Professor Julia Hirschberg and her colleagues in the Department of Computer Science at The Fu Foundation School of Engineering and Applied Science are working to change all that. They are conducting research into identifying recognition errors, user corrections, and human emotion in spoken dialogue systems such as the ones users encounter when calling Amtrak or American Express.
As head of the Human-Computer Interface Research Department at AT&T Laboratories-Research, Hirschberg developed programs that generated natural-sounding speech from text input and programs that browsed and searched speech as people browse and search text. Since coming to Columbia in 2002, she has focused on computational linguistics, the writing of software that generates and interprets text and speech. Her specialty is the study of intonation in human speech, the production of intonational variation in automatic text-to-speech systems that imitates human performance, and the automatic identification and interpretation of features of human speech.

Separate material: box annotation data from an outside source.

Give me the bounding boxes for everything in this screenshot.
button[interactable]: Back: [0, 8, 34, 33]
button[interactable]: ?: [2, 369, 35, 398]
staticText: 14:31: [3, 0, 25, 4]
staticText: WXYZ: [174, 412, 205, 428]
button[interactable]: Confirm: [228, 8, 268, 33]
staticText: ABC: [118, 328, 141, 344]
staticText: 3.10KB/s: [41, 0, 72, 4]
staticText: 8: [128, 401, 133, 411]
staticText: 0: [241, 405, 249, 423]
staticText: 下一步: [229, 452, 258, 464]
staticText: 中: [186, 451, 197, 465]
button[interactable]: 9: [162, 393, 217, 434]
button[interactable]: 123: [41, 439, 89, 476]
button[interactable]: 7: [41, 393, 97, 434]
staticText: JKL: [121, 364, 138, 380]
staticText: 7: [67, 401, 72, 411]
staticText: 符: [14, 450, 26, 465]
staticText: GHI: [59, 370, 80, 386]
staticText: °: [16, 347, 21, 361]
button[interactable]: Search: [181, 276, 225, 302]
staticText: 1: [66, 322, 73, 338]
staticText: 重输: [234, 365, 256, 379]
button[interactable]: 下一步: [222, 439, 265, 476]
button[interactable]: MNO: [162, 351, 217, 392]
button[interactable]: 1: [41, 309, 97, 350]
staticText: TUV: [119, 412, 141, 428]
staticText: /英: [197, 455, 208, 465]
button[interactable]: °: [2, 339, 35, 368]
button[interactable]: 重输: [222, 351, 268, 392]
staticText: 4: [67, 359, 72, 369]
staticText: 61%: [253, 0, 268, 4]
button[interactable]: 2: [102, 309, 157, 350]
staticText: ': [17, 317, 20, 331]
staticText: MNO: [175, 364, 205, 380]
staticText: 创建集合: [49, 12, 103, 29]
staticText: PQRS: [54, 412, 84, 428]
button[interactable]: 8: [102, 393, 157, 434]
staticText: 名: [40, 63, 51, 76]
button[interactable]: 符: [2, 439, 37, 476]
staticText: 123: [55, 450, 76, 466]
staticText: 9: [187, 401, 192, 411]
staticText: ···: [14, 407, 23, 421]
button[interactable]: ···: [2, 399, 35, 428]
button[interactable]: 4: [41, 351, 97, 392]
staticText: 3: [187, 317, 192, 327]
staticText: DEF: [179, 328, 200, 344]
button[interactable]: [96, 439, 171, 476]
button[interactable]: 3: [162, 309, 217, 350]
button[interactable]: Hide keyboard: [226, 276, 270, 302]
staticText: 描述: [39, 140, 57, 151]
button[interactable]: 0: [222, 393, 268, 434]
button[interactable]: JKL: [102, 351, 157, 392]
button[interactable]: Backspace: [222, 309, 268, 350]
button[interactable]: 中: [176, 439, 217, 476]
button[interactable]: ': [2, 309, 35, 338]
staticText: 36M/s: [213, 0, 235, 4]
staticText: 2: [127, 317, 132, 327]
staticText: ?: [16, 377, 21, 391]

The results may benefit corporations and individuals alike.
“Companies are worried about their public image,” she said. “They don’t want to annoy their customers, so they want their automated systems to sound as natural as possible. If a caller’s emotional state can be identified automatically, the system will know when a call must be handed off to a person for individual attention.”
To achieve this, Hirschberg and her fellow researchers are gathering reams of digital data on speech patterns, analyzing the samples to find reliable predictors of particular emotions such as frustration or uncertainty. Their objective is to write software that recognizes emotion through intonation and amplitude variation, allowing a machine to infer a caller’s emotional state from his or her speech.
“No one has been able to do this in a practical way yet,” she said. “This is the essence of research. It’s a pretty wild experiment, but the potential payoff is enormous.”